Were the honest opponents of the Federal Constitution to place themselves on the shores of France, Great-Britain or Holland, and thence to view with impartiality the situation and character of this country—were they, in addition to the melancholy evils already enumerated, to see the miserable state of our public and private credit in Europe, and the blessings of worse governments there better administered—they would fly to the Federal Constitution, as the first step to the restoration of order and prosperity at home, and honour and dignity abroad.
It cannot be feared, that amendments will be refused or prevented after adoption. The people and the states will have all power, and if they will not then have wisdom and virtue enough to make wholesome amendments, they cannot be expected to form entirely a new and more perfect system.

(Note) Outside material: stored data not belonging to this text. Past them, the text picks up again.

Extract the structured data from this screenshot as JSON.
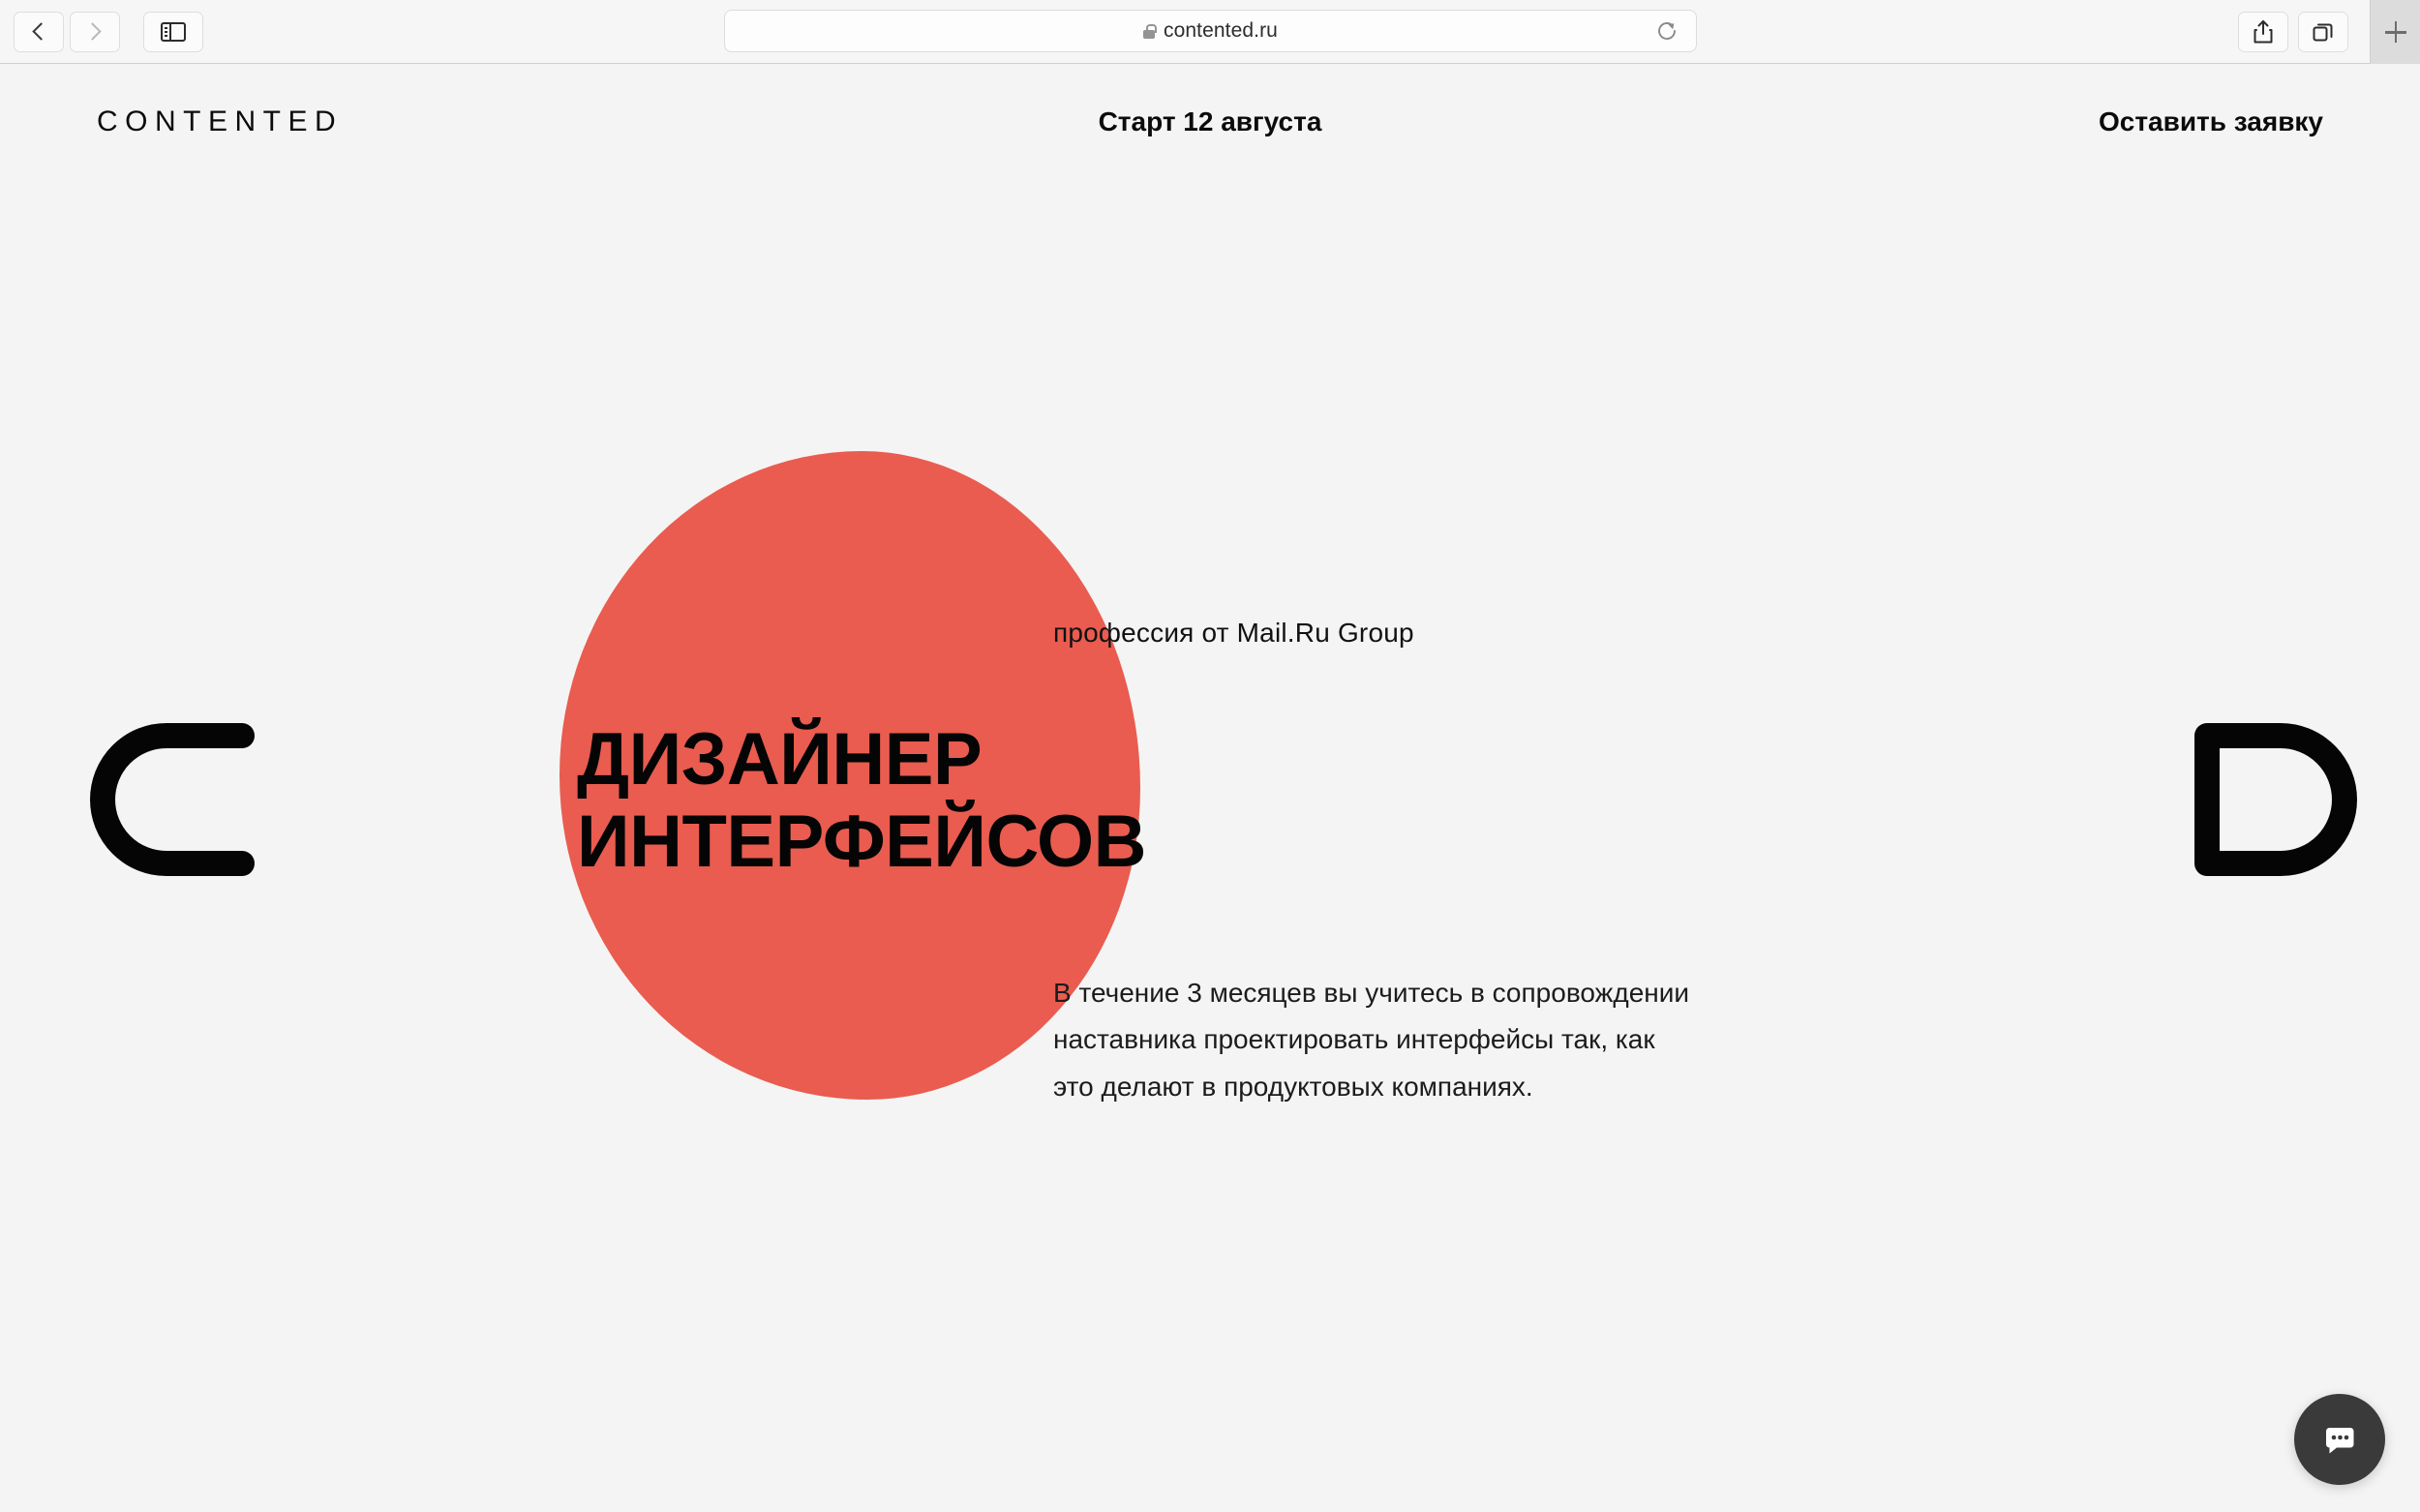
{
  "browser": {
    "back_label": "Back",
    "forward_label": "Forward",
    "sidebar_label": "Sidebar",
    "url": "contented.ru",
    "reload_label": "Reload",
    "share_label": "Share",
    "tabs_overview_label": "Tab Overview",
    "new_tab_label": "+",
    "secure_icon": "lock-icon"
  },
  "header": {
    "logo": "CONTENTED",
    "start_date": "Старт 12 августа",
    "cta": "Оставить заявку"
  },
  "hero": {
    "eyebrow": "профессия от Mail.Ru Group",
    "title": "ДИЗАЙНЕР\nИНТЕРФЕЙСОВ",
    "description": "В течение 3 месяцев вы учитесь в сопровождении\nнаставника проектировать интерфейсы так, как\nэто делают в продуктовых компаниях.",
    "decoration_left_letter": "C",
    "decoration_right_letter": "D"
  },
  "chat": {
    "label": "Chat",
    "icon": "chat-bubble-icon"
  },
  "colors": {
    "accent_red": "#e95c4f",
    "page_background": "#f4f4f4",
    "text": "#0b0b0b",
    "chat_button": "#3a3a3a"
  }
}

The United States, under the proposed system, will be defended from religious tyranny, paper tenders, perpetual or even long grants of military revenues to the executive, and from orders of nobility, or even any other anti-republican distinctions. They will have the independency of judges secured, and will always be certain of a concert of the state legislatures and executives against incroachments of the federal legislature or executive; and they will enjoy constitutions founded in every instance upon the great principle, of representation and political obligation being inseparable. They have rejected feudal principles, the foundation of the European tyrannies, from their habits, and do not now retain them in their laws; for the state legislatures have in some instances already reduced their descents to the principles of republicanism, or perfect equality, and all the rest may do the same without controul. With such securities for liberty, who will hazard the dangers with which it is threatened from a continuance of the present system.